Cyber Incident Victim: Yellow Pages Canada
Date:
Mar 2023
Location:
Canada
Summary
Yellow Pages Canada confirmed a cyber attack by the Black Basta ransomware group, which leaked stolen sensitive data including employee and customer personal information. The compromised data contained ID documents such as passports and driver's licenses, tax records with Social Insurance Numbers, financial spreadsheets, and corporate agreements. Following the breach, the Canadian directory publisher engaged external cybersecurity experts to investigate, secure systems, and restore services while notifying affected individuals and regulatory bodies. The ransomware group previously targeted other organizations, including UK-based Capita and Canadian retailer Sobeys, showcasing a pattern of high-profile attacks involving data theft and extortion demands.
| CIA Posture | Motives | Tactics, Techniques & Procedures |
|---|---|---|
| Available to members | 1 motive | 2 techniques |
| Threat Actor | Type | Location |
|---|---|---|
| 1 actor | Available to members | Available to members |
Description
Yellow Pages Canada, a prominent Canadian directory publisher operating YP.ca, YellowPages.ca, and Canada411, confirmed a cyber attack in March 2023 after the Black Basta ransomware group leaked sensitive data on its extortion portal. The incident was first identified when threat intelligence analyst Dominic Alvieri observed Black Basta posting samples of stolen Yellow Pages data publicly in April 2023. Based on dates within the leaked documents, which included materials as recent as February and December 2022, the compromise likely occurred on or after March 15, 2023. Black Basta claimed responsibility for the attack and published a range of sensitive data, including employee and customer personal information such as passport and driver's license scans with birthdates and addresses, tax documents revealing Social Insurance Numbers (SINs), sales agreements, an Accounts Receivable spreadsheet dated February 28, 2023, and a budget forecast from December 2022. This breach exposed highly sensitive identifiers, particularly SINs, which carry significant privacy and identity theft risks in Canada.
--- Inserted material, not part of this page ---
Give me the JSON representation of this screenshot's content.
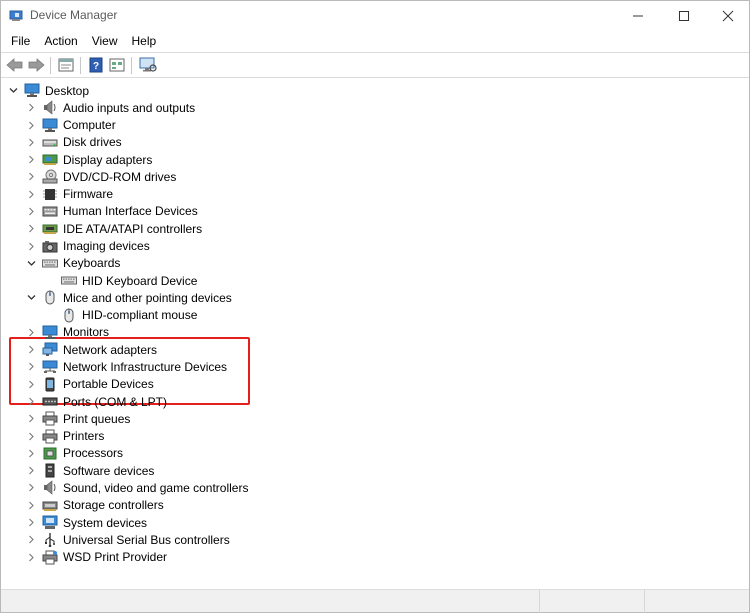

The attack followed Black Basta's pattern of high-profile targets, including recent attacks on UK outsourcing firm Capita and Canadian retailer Sobeys, where point-of-sale systems were disrupted in 2022. Cybersecurity analysts have noted similarities in Black Basta's negotiation tactics to the Conti ransomware group, suggesting a potential rebranding link.
Upon discovering the attack, Yellow Pages immediately engaged external cybersecurity experts to investigate, contain the intrusion, and secure affected systems. Senior Vice President and CFO Franco Sciannamblo confirmed in a statement that unauthorized actors had accessed servers containing employee data and limited business customer information. The company restored substantially all services following containment efforts and initiated notifications to impacted individuals. Yellow Pages also reported the breach to relevant privacy regulatory authorities in compliance with legal obligations. Black Basta's leak site continued to host stolen data samples, indicating data theft occurred prior to deployment of ransomware encryption or other disruptive actions. The group had threatened to sell stolen Yellow Pages data if ransom demands were unmet, mirroring tactics used in prior attacks like the Capita breach earlier in April 2023. No further operational disruptions to Yellow Pages' directory services were reported beyond the initial compromise, though the exposure of sensitive personal and financial documents presented clear risks of secondary fraud and identity-related crimes for affected individuals.